The approach was so successful, EMpower plans to deploy it in its work going forward. The peer interviews helped the young women the foundation works with and provided a quick snapshot of where the most urgent needs were. EMpower will use the findings to shape future grants and is working with other grant makers to incorporate the results into how they distribute support.
‘Agents of Change’
Soni, a 20-year-old participant from Delhi, says the conversations stirred a lot of emotions among the girls she talked with.
“They trusted me and shared a lot, even things beyond the interview questions,” she said, according to an EMpower report summarizing the process. “I listened to them as a researcher but also as a friend. They saw me as someone who understands the problems they are facing because we are similar.”
Soni and the other interviewers had already participated in other leadership-development programs supported by EMpower. They were paid a modest stipend and received a credential for doing the work. The foundation didn’t give the girls and young women a set list of questions to ask. Instead, the participants helped craft the questions and fine-tuned the language so the queries were more open-ended and relevant to each neighborhood where the surveys took place.
Steele says the process not only allowed EMpower to act quickly on issues identified by the people experiencing the challenges but it also gave the girls who participated a valuable experience to share with potential employers.
The girls who were interviewed could benefit, too. If their families received direct payments, food, or educational support through nonprofits or local governments because of their participation, the girls could gain in status, making it less likely they’ll be pulled out of school or married off, Steele says.
The research process culminated in a report that presented the findings and included observations from interviewers, interviewees, and experts on the subject. Aparna Uppaluri, a Ford Foundation program officer who shared with EMpower her reflections on the process, says the project can also reduce violence against girls and non-gender-conforming people.
Too often the approach of antiviolence programs is focused on “surveillance and protection,” she says, according to the EMpower report. Instead, empowerment programs should concentrate on the agency and rights of young women. If they are seen as the reason money is flowing into the community and have the backing of an established organization, Uppaluri reasons, they are less likely to be targeted.

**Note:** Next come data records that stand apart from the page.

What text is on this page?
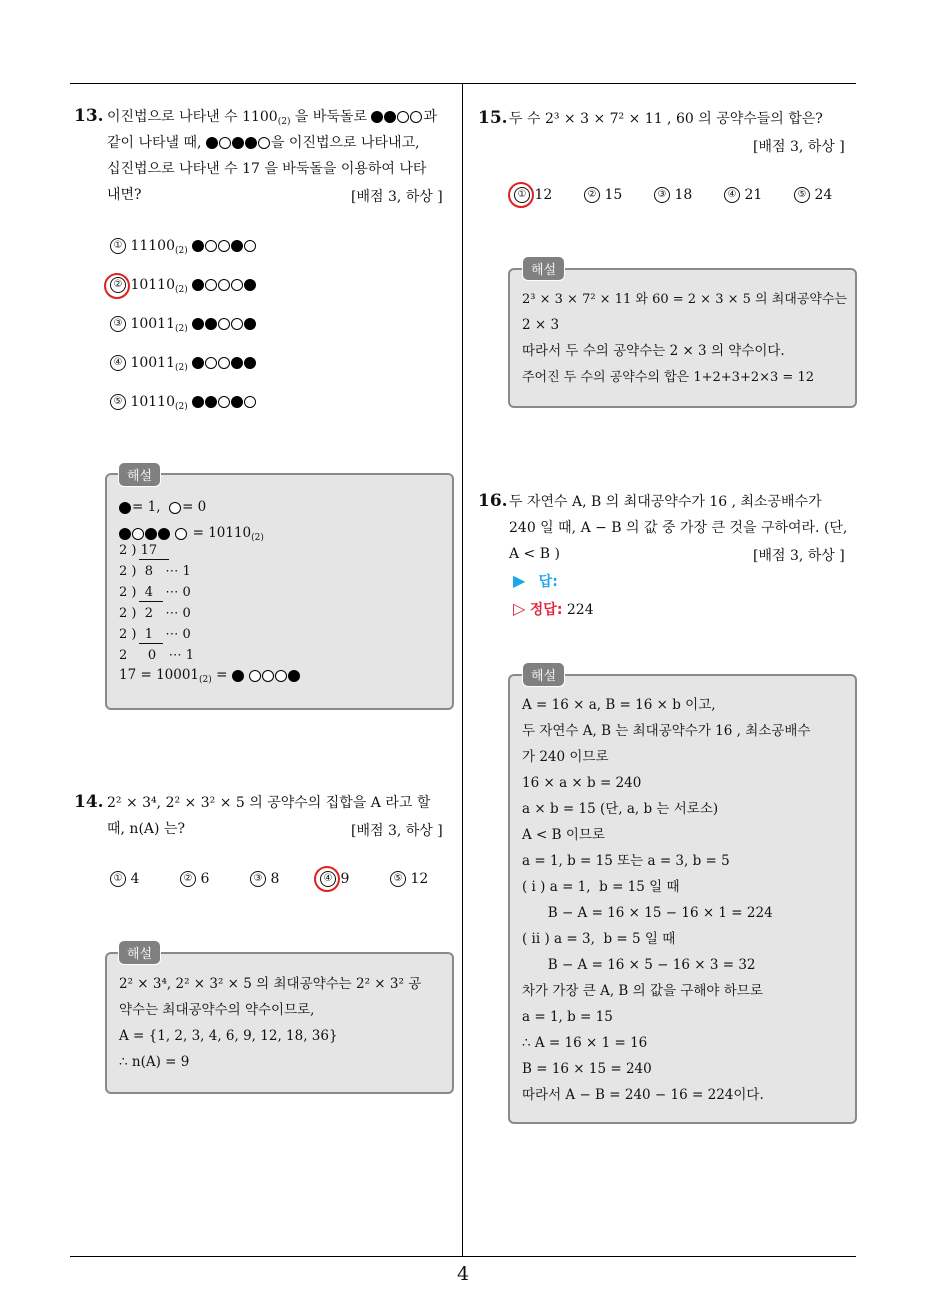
4
13. 이진법으로 나타낸 수 $1100_{(2)}$ 을 바둑돌로	과
같이 나타낼 때,	을 이진법으로 나타내고,
십진법으로 나타낸 수 17 을 바둑돌을 이용하여 나타
내면?	[배점 3, 하상 ]
① $11100_{(2)}$
② $10110_{(2)}$
③ $10011_{(2)}$
④ $10011_{(2)}$
⑤ $10110_{(2)}$
= 1, = 0
= $10110_{(2)}$
2 ) 17
2 )  8   ⋯ 1
2 )  4   ⋯ 0
2 )  2   ⋯ 0
2 )  1   ⋯ 0
2     0   ⋯ 1
$17 = 10001_{(2)}$ =
해설
14. 2² × 3⁴, 2² × 3² × 5 의 공약수의 집합을 A 라고 할
때, n(A) 는?	[배점 3, 하상 ]
① 4	② 6	③ 8	④ 9	⑤ 12
2² × 3⁴, 2² × 3² × 5 의 최대공약수는 2² × 3² 공
약수는 최대공약수의 약수이므로,
A = {1, 2, 3, 4, 6, 9, 12, 18, 36}
∴ n(A) = 9
해설
15. 두 수 2³ × 3 × 7² × 11 , 60 의 공약수들의 합은?
[배점 3, 하상 ]
① 12	② 15	③ 18	④ 21	⑤ 24
2³ × 3 × 7² × 11 와 60 = 2 × 3 × 5 의 최대공약수는
2 × 3
따라서 두 수의 공약수는 2 × 3 의 약수이다.
주어진 두 수의 공약수의 합은 1+2+3+2×3 = 12
해설
16. 두 자연수 A, B 의 최대공약수가 16 , 최소공배수가
240 일 때, A − B 의 값 중 가장 큰 것을 구하여라. (단,
A < B )	[배점 3, 하상 ]
▶ 답:
▷ 정답: 224
A = 16 × a, B = 16 × b 이고,
두 자연수 A, B 는 최대공약수가 16 , 최소공배수
가 240 이므로
16 × a × b = 240
a × b = 15 (단, a, b 는 서로소)
A < B 이므로
a = 1, b = 15 또는 a = 3, b = 5
( i ) a = 1,  b = 15 일 때
B − A = 16 × 15 − 16 × 1 = 224
( ii ) a = 3,  b = 5 일 때
B − A = 16 × 5 − 16 × 3 = 32
차가 가장 큰 A, B 의 값을 구해야 하므로
a = 1, b = 15
∴ A = 16 × 1 = 16
B = 16 × 15 = 240
따라서 A − B = 240 − 16 = 224이다.
해설
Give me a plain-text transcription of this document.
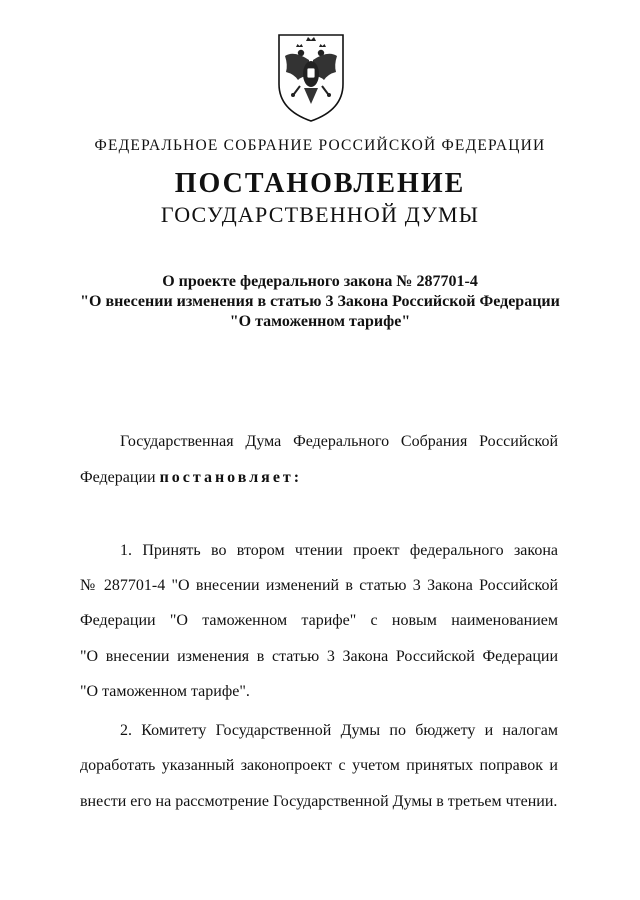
ФЕДЕРАЛЬНОЕ СОБРАНИЕ РОССИЙСКОЙ ФЕДЕРАЦИИ
ПОСТАНОВЛЕНИЕ
ГОСУДАРСТВЕННОЙ ДУМЫ
О проекте федерального закона № 287701-4
"О внесении изменения в статью 3 Закона Российской Федерации
"О таможенном тарифе"
Государственная Дума Федерального Собрания Российской
Федерации постановляет:
1. Принять во втором чтении проект федерального закона
№ 287701-4 "О внесении изменений в статью 3 Закона Российской
Федерации "О таможенном тарифе" с новым наименованием
"О внесении изменения в статью 3 Закона Российской Федерации
"О таможенном тарифе".
2. Комитету Государственной Думы по бюджету и налогам
доработать указанный законопроект с учетом принятых поправок и
внести его на рассмотрение Государственной Думы в третьем чтении.
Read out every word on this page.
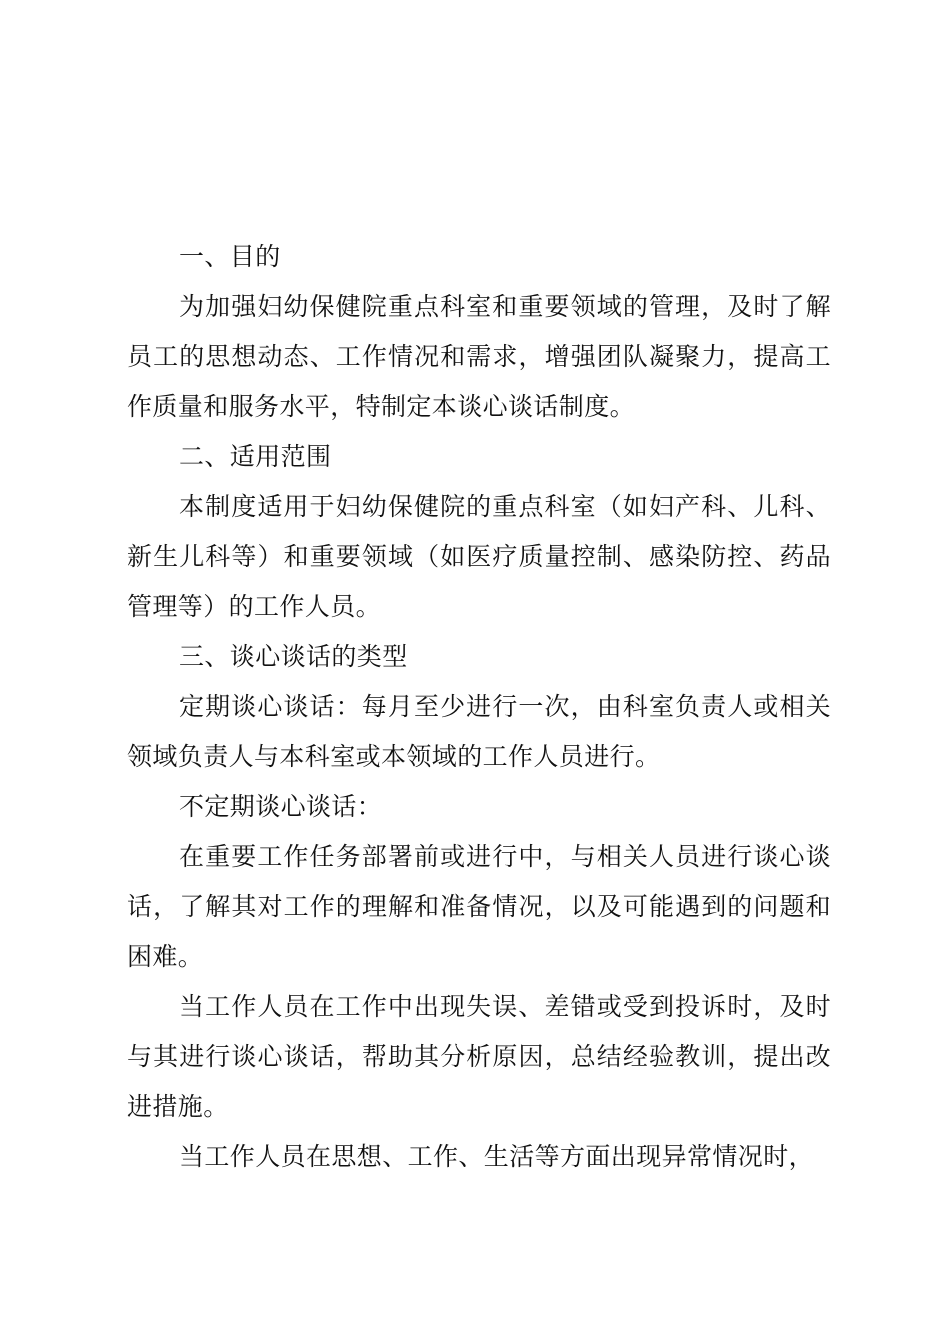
一、目的

为加强妇幼保健院重点科室和重要领域的管理，及时了解员工的思想动态、工作情况和需求，增强团队凝聚力，提高工作质量和服务水平，特制定本谈心谈话制度。

二、适用范围

本制度适用于妇幼保健院的重点科室（如妇产科、儿科、新生儿科等）和重要领域（如医疗质量控制、感染防控、药品管理等）的工作人员。

三、谈心谈话的类型

定期谈心谈话：每月至少进行一次，由科室负责人或相关领域负责人与本科室或本领域的工作人员进行。

不定期谈心谈话：

在重要工作任务部署前或进行中，与相关人员进行谈心谈话，了解其对工作的理解和准备情况，以及可能遇到的问题和困难。

当工作人员在工作中出现失误、差错或受到投诉时，及时与其进行谈心谈话，帮助其分析原因，总结经验教训，提出改进措施。

当工作人员在思想、工作、生活等方面出现异常情况时，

I listened to them as a researcher but also as a friend. They saw me as someone who understands.
The key takeaway from EMpower’s survey is to “invest in girls and young women in communities as change makers, as they have the best understanding of their lived experiences of violence and discrimination,” Uppaluri says. “Funding practices need to make a shift from viewing them as ‘recipients’ of development funding towards agents of change for gender justice.”
At the same time it was training girls to interview their neighbors in India, EMpower used the approach in a more limited fashion in several of the other countries where it makes grants. It asked grantees to pick a small number of girls who benefit from EMpower grants and have them answer a few questions or send a photo showing what life was like for them during the pandemic.
Steele believes the approach could be used by other foundations, whether they make grants to end discrimination against girls or in another area, like supporting young mothers or assessing the needs of people in prison.
“We’re not researchers,” she says. “That’s not what we do. But it’s something that any foundation that really wants to get a sense of what is going on with its grantee partners could do.”